[
https://issues.apache.org/jira/browse/ARTEMIS-5735?page=com.atlassian.jira.plugin.system.issuetabpanels:all-tabpanel
]
Justin Bertram updated ARTEMIS-5735:
------------------------------------
Description:
h3. *Problem Description*
Under heavy load queues get stuck and their consumers do not receive any
messages.
The issue seems to be that there is one Orphaned consumer with messages in
transit so no more messages are being processes by other consumers.
This is how it looks on our web console:
!image-2025-10-31-09-08-39-117.png|width=717,height=157!
This seems to be related to issue ARTEMIS-4476.
The added visibility there helped understand the issue, however it did not fix
it.
----
h3. *Technical Information*
After some investigation, I found that the the issue is a race condition
between the of closing a connection and the creation of a new session.

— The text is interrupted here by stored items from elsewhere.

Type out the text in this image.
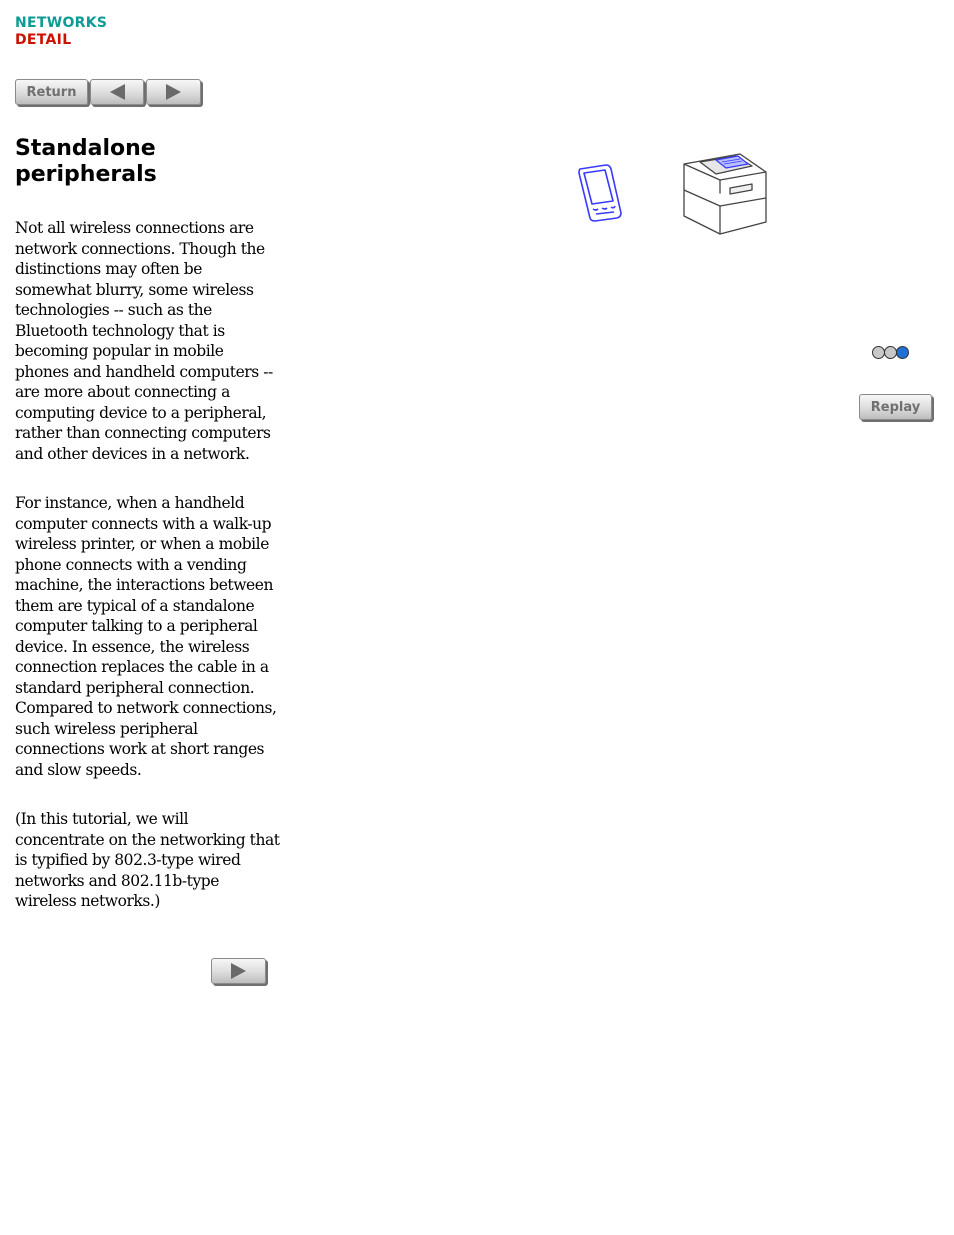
NETWORKS
DETAIL
Return
Standalone peripherals

Not all wireless connections are network connections. Though the distinctions may often be somewhat blurry, some wireless technologies -- such as the Bluetooth technology that is becoming popular in mobile phones and handheld computers -- are more about connecting a computing device to a peripheral, rather than connecting computers and other devices in a network.

For instance, when a handheld computer connects with a walk-up wireless printer, or when a mobile phone connects with a vending machine, the interactions between them are typical of a standalone computer talking to a peripheral device. In essence, the wireless connection replaces the cable in a standard peripheral connection. Compared to network connections, such wireless peripheral connections work at short ranges and slow speeds.

(In this tutorial, we will concentrate on the networking that is typified by 802.3-type wired networks and 802.11b-type wireless networks.)

Replay
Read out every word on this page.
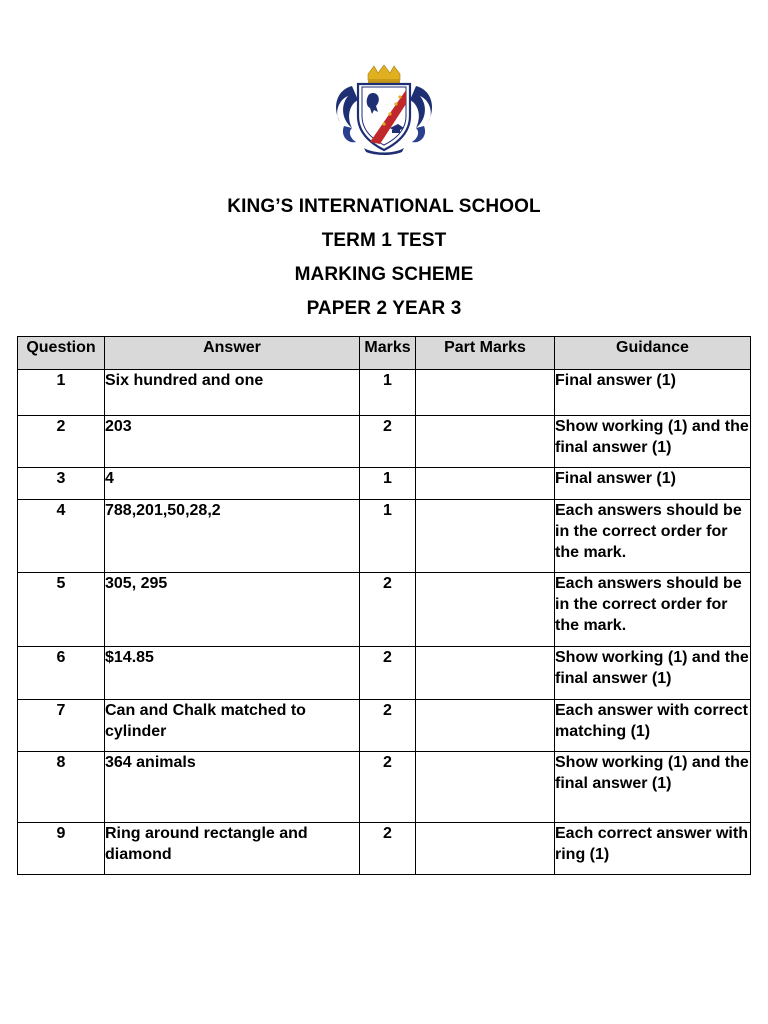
KING’S INTERNATIONAL SCHOOL
TERM 1 TEST
MARKING SCHEME
PAPER 2 YEAR 3
Question	Answer	Marks	Part Marks	Guidance
1	Six hundred and one	1		Final answer (1)
2	203	2		Show working (1) and the final answer (1)
3	4	1		Final answer (1)
4	788,201,50,28,2	1		Each answers should be in the correct order for the mark.
5	305, 295	2		Each answers should be in the correct order for the mark.
6	$14.85	2		Show working (1) and the final answer (1)
7	Can and Chalk matched to cylinder	2		Each answer with correct matching (1)
8	364 animals	2		Show working (1) and the final answer (1)
9	Ring around rectangle and diamond	2		Each correct answer with ring (1)
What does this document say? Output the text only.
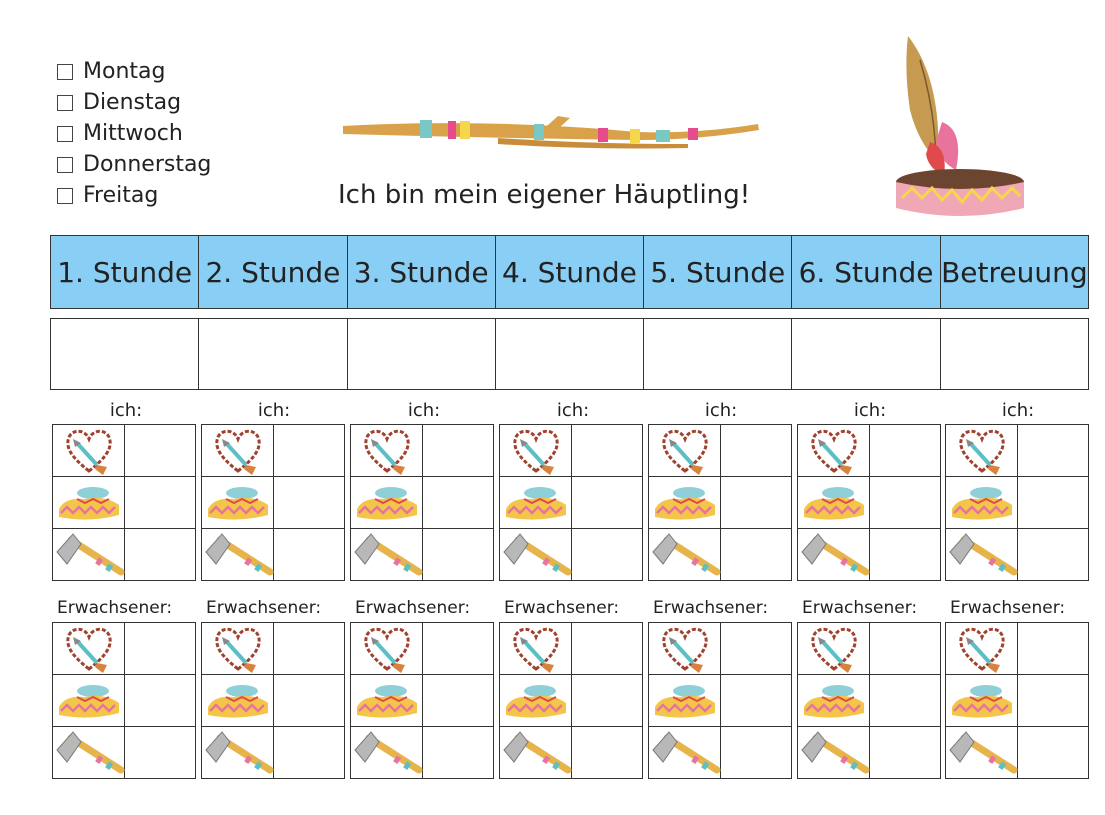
Montag
Dienstag
Mittwoch
Donnerstag
Freitag	Ich bin mein eigener Häuptling!
1. Stunde	2. Stunde	3. Stunde	4. Stunde	5. Stunde	6. Stunde	Betreuung

ich:	ich:	ich:	ich:	ich:	ich:	ich:

Erwachsener: Erwachsener: Erwachsener: Erwachsener: Erwachsener: Erwachsener: Erwachsener:
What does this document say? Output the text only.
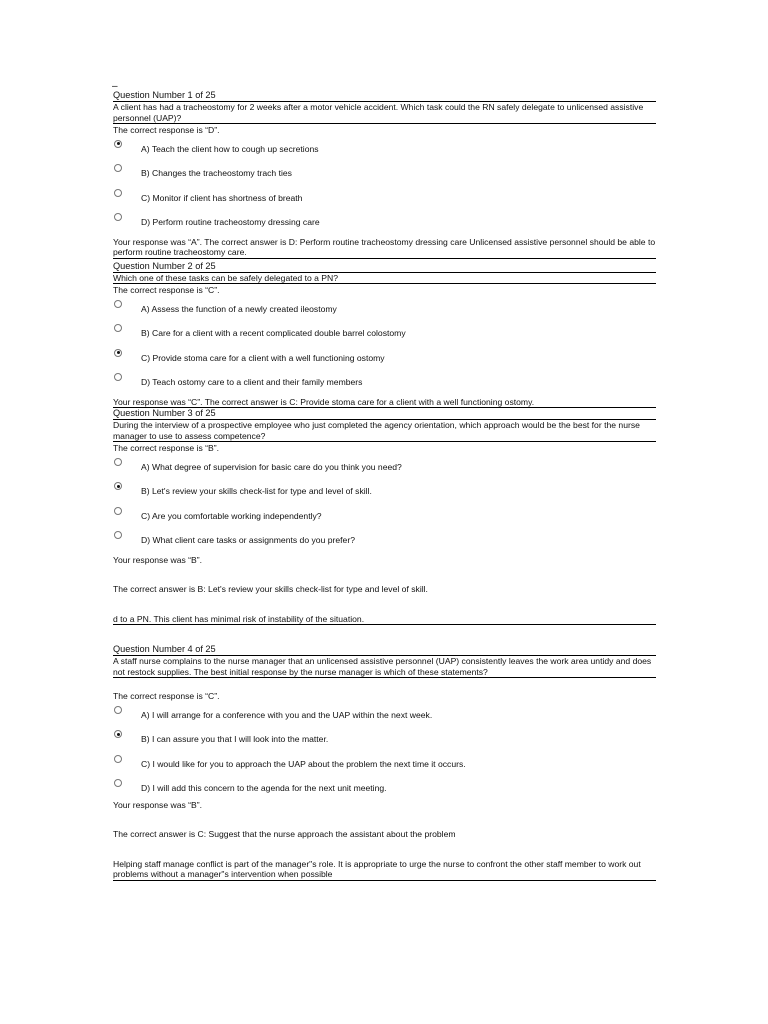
–
Question Number 1 of 25
A client has had a tracheostomy for 2 weeks after a motor vehicle accident. Which task could the RN safely delegate to unlicensed assistive personnel (UAP)?
The correct response is “D”.
A) Teach the client how to cough up secretions
B) Changes the tracheostomy trach ties
C) Monitor if client has shortness of breath
D) Perform routine tracheostomy dressing care
Your response was “A”. The correct answer is D: Perform routine tracheostomy dressing care Unlicensed assistive personnel should be able to perform routine tracheostomy care.
Question Number 2 of 25
Which one of these tasks can be safely delegated to a PN?
The correct response is “C”.
A) Assess the function of a newly created ileostomy
B) Care for a client with a recent complicated double barrel colostomy
C) Provide stoma care for a client with a well functioning ostomy
D) Teach ostomy care to a client and their family members
Your response was “C”. The correct answer is C: Provide stoma care for a client with a well functioning ostomy.
Question Number 3 of 25
During the interview of a prospective employee who just completed the agency orientation, which approach would be the best for the nurse manager to use to assess competence?
The correct response is “B”.
A) What degree of supervision for basic care do you think you need?
B) Let's review your skills check-list for type and level of skill.
C) Are you comfortable working independently?
D) What client care tasks or assignments do you prefer?
Your response was “B”.
The correct answer is B: Let's review your skills check-list for type and level of skill.
d to a PN. This client has minimal risk of instability of the situation.
Question Number 4 of 25
A staff nurse complains to the nurse manager that an unlicensed assistive personnel (UAP) consistently leaves the work area untidy and does not restock supplies. The best initial response by the nurse manager is which of these statements?
The correct response is “C”.
A) I will arrange for a conference with you and the UAP within the next week.
B) I can assure you that I will look into the matter.
C) I would like for you to approach the UAP about the problem the next time it occurs.
D) I will add this concern to the agenda for the next unit meeting.
Your response was “B”.
The correct answer is C: Suggest that the nurse approach the assistant about the problem
Helping staff manage conflict is part of the manager"s role. It is appropriate to urge the nurse to confront the other staff member to work out problems without a manager"s intervention when possible
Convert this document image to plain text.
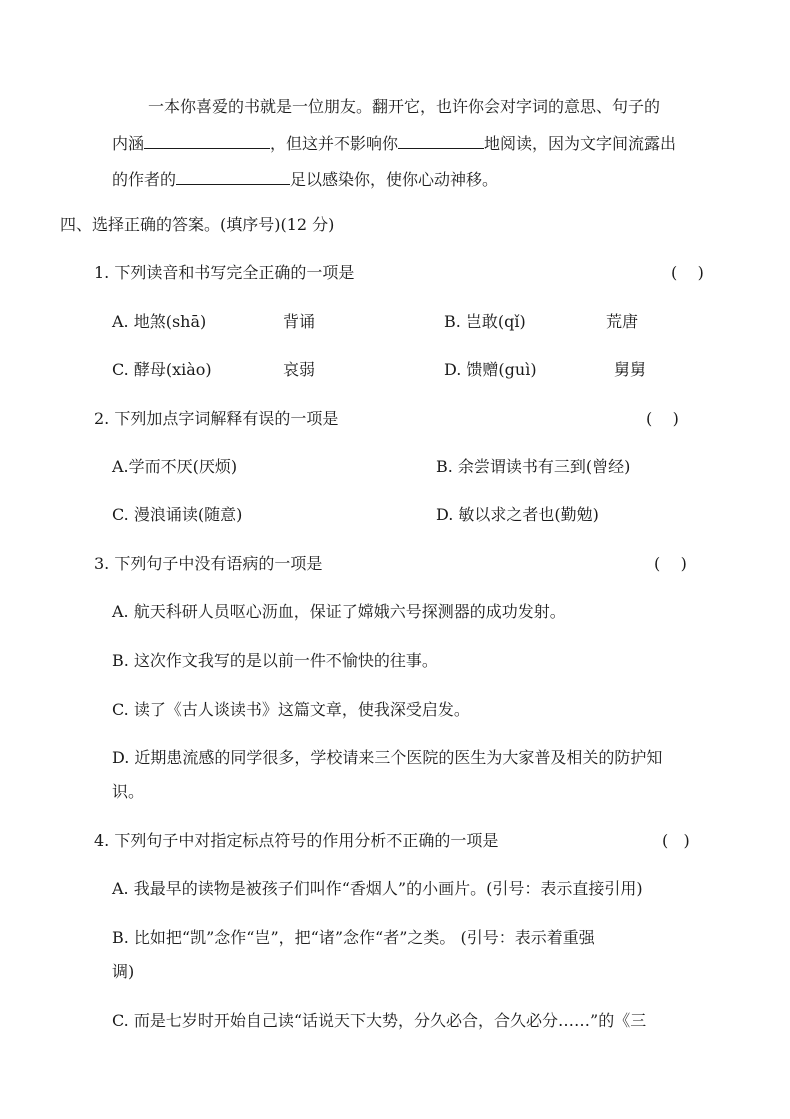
一本你喜爱的书就是一位朋友。翻开它，也许你会对字词的意思、句子的
内涵	，但这并不影响你	地阅读，因为文字间流露出
的作者的	足以感染你，使你心动神移。
四、选择正确的答案。(填序号)(12 分)
1. 下列读音和书写完全正确的一项是	(    )
A. 地煞(shā)	背诵	B. 岂敢(qǐ)	荒唐
C. 酵母(xiào)	哀弱	D. 馈赠(guì)	舅舅
2. 下列加点字词解释有误的一项是	(    )
A.学而不厌(厌烦)	B. 余尝谓读书有三到(曾经)
C. 漫浪诵读(随意)	D. 敏以求之者也(勤勉)
3. 下列句子中没有语病的一项是	(    )
A. 航天科研人员呕心沥血，保证了嫦娥六号探测器的成功发射。
B. 这次作文我写的是以前一件不愉快的往事。
C. 读了《古人谈读书》这篇文章，使我深受启发。
D. 近期患流感的同学很多，学校请来三个医院的医生为大家普及相关的防护知
识。
4. 下列句子中对指定标点符号的作用分析不正确的一项是	(   )
A. 我最早的读物是被孩子们叫作“香烟人”的小画片。(引号：表示直接引用)
B. 比如把“凯”念作“岂”，把“诸”念作“者”之类。 (引号：表示着重强
调)
C. 而是七岁时开始自己读“话说天下大势，分久必合，合久必分……”的《三
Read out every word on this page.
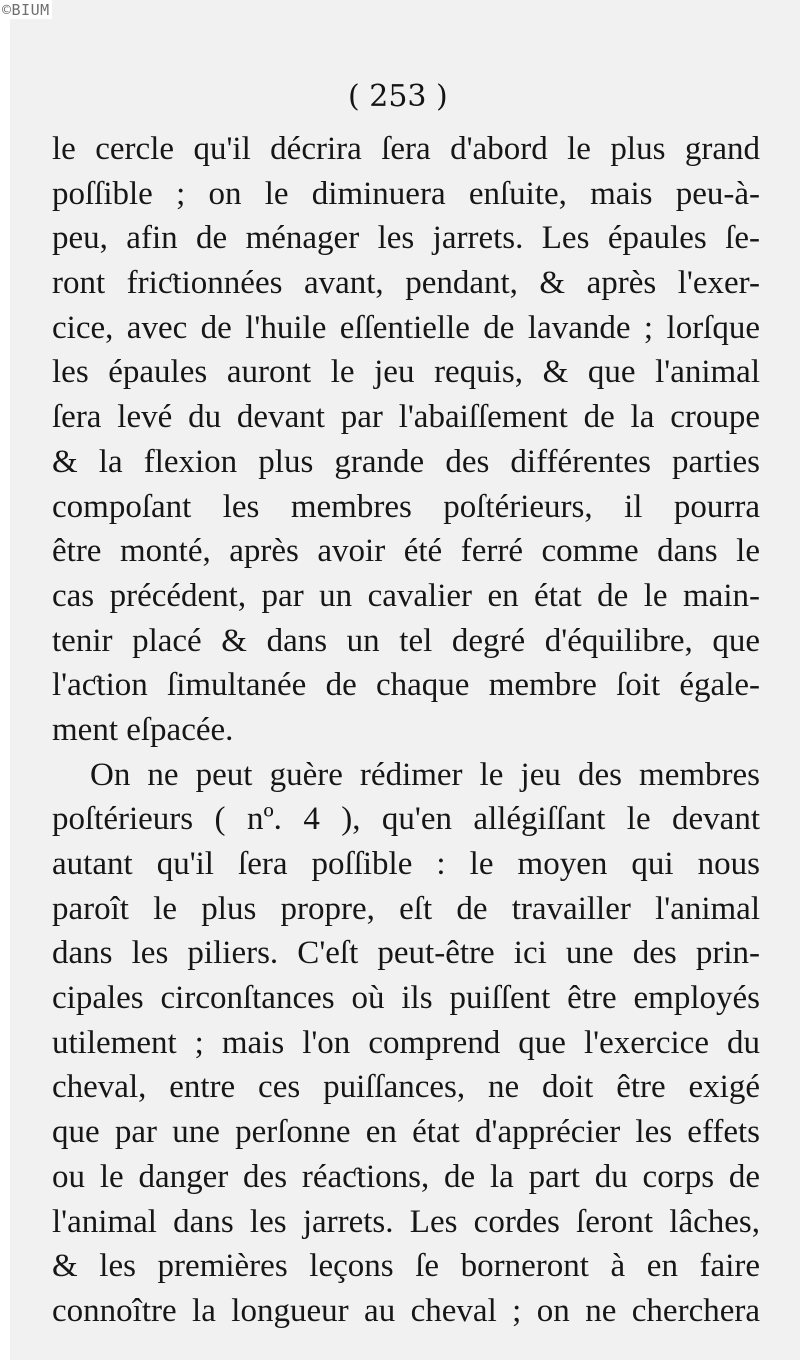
( 253 )
le cercle qu'il décrira ſera d'abord le plus grand
poſſible ; on le diminuera enſuite, mais peu-à-
peu, afin de ménager les jarrets. Les épaules ſe-
ront friƈtionnées avant, pendant, & après l'exer-
cice, avec de l'huile eſſentielle de lavande ; lorſque
les épaules auront le jeu requis, & que l'animal
ſera levé du devant par l'abaiſſement de la croupe
& la flexion plus grande des différentes parties
compoſant les membres poſtérieurs, il pourra
être monté, après avoir été ferré comme dans le
cas précédent, par un cavalier en état de le main-
tenir placé & dans un tel degré d'équilibre, que
l'aƈtion ſimultanée de chaque membre ſoit égale-
ment eſpacée.
On ne peut guère rédimer le jeu des membres
poſtérieurs ( nº. 4 ), qu'en allégiſſant le devant
autant qu'il ſera poſſible : le moyen qui nous
paroît le plus propre, eſt de travailler l'animal
dans les piliers. C'eſt peut-être ici une des prin-
cipales circonſtances où ils puiſſent être employés
utilement ; mais l'on comprend que l'exercice du
cheval, entre ces puiſſances, ne doit être exigé
que par une perſonne en état d'apprécier les effets
ou le danger des réaƈtions, de la part du corps de
l'animal dans les jarrets. Les cordes ſeront lâches,
& les premières leçons ſe borneront à en faire
connoître la longueur au cheval ; on ne cherchera
©BIUM
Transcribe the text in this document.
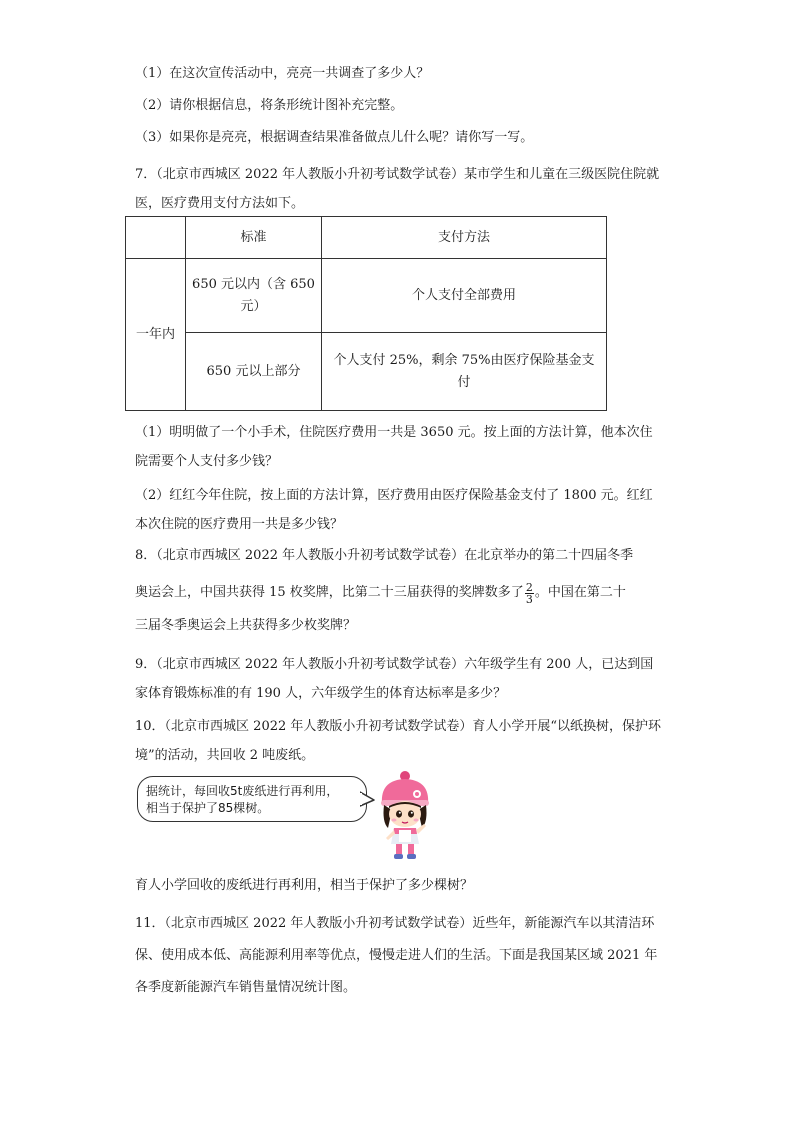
（1）在这次宣传活动中，亮亮一共调查了多少人？
（2）请你根据信息，将条形统计图补充完整。
（3）如果你是亮亮，根据调查结果准备做点儿什么呢？请你写一写。

7．（北京市西城区 2022 年人教版小升初考试数学试卷）某市学生和儿童在三级医院住院就医，医疗费用支付方法如下。

	标准	支付方法
一年内	650 元以内（含 650 元）	个人支付全部费用
	650 元以上部分	个人支付 25%，剩余 75%由医疗保险基金支付

（1）明明做了一个小手术，住院医疗费用一共是 3650 元。按上面的方法计算，他本次住院需要个人支付多少钱？

（2）红红今年住院，按上面的方法计算，医疗费用由医疗保险基金支付了 1800 元。红红本次住院的医疗费用一共是多少钱？

8．（北京市西城区 2022 年人教版小升初考试数学试卷）在北京举办的第二十四届冬季
奥运会上，中国共获得 15 枚奖牌，比第二十三届获得的奖牌数多了 $\frac{2}{3}$ 。中国在第二十
三届冬季奥运会上共获得多少枚奖牌？

9．（北京市西城区 2022 年人教版小升初考试数学试卷）六年级学生有 200 人，已达到国家体育锻炼标准的有 190 人，六年级学生的体育达标率是多少？

10．（北京市西城区 2022 年人教版小升初考试数学试卷）育人小学开展“以纸换树，保护环境”的活动，共回收 2 吨废纸。

据统计，每回收5t废纸进行再利用，
相当于保护了85棵树。
育人小学回收的废纸进行再利用，相当于保护了多少棵树？

11．（北京市西城区 2022 年人教版小升初考试数学试卷）近些年，新能源汽车以其清洁环保、使用成本低、高能源利用率等优点，慢慢走进人们的生活。下面是我国某区域 2021 年各季度新能源汽车销售量情况统计图。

I have created an example application that reproduces one part of the the issue
and shows that it's possible to have the {{ServerSessionImpl.connectionFailed}}
miss the connection event, so the connection is being closed while the session
was not yet registered to the connection
{{AbstractRemotingConnection.failureListeners}}.
In such cases a Orphaned session and consumer will block the usage of the queue.
In more severe cases (our production) the session is in fact registered to the
{{failureListeners}}, but it was not yet added to the sessions map, so after it
is closed, only then is this closed session added to the sessions map and then
it can not be removed from there by manually closing the session from the web
console.
The relevant code part with the race condition is in {{ActiveMQServerImpl}}:
{code:java}
ServerSessionImpl session = new ServerSessionImpl(...);
sessions.put(name, session); {code}
and {{AbstractRemotingConnection.callFailureListeners}}
The project [^artemis_consumer_issue.tar] attached is what I used to
reproduce the simpler case of just having a Orphaned connection that can be
closed manually.
The {{README.md}} file in the project explains how to reproduce the issue.
This is the general process:
# I'm intervening in the code in order to delay sending the
{{failureListeners}} events by adding a {{Thread.sleep()}}.
# Add a very short ttl in {{broker.xml}} to force the
{{FailureCheckAndFlushThread}} process to close the connections.
# Add some messages to a queue when there are no consumers yet
# Startup the consumers (8 in this case)
# The 8 consumers take more time to handle the messages than the ttl configured
# The connection will be created and terminated very shortly after.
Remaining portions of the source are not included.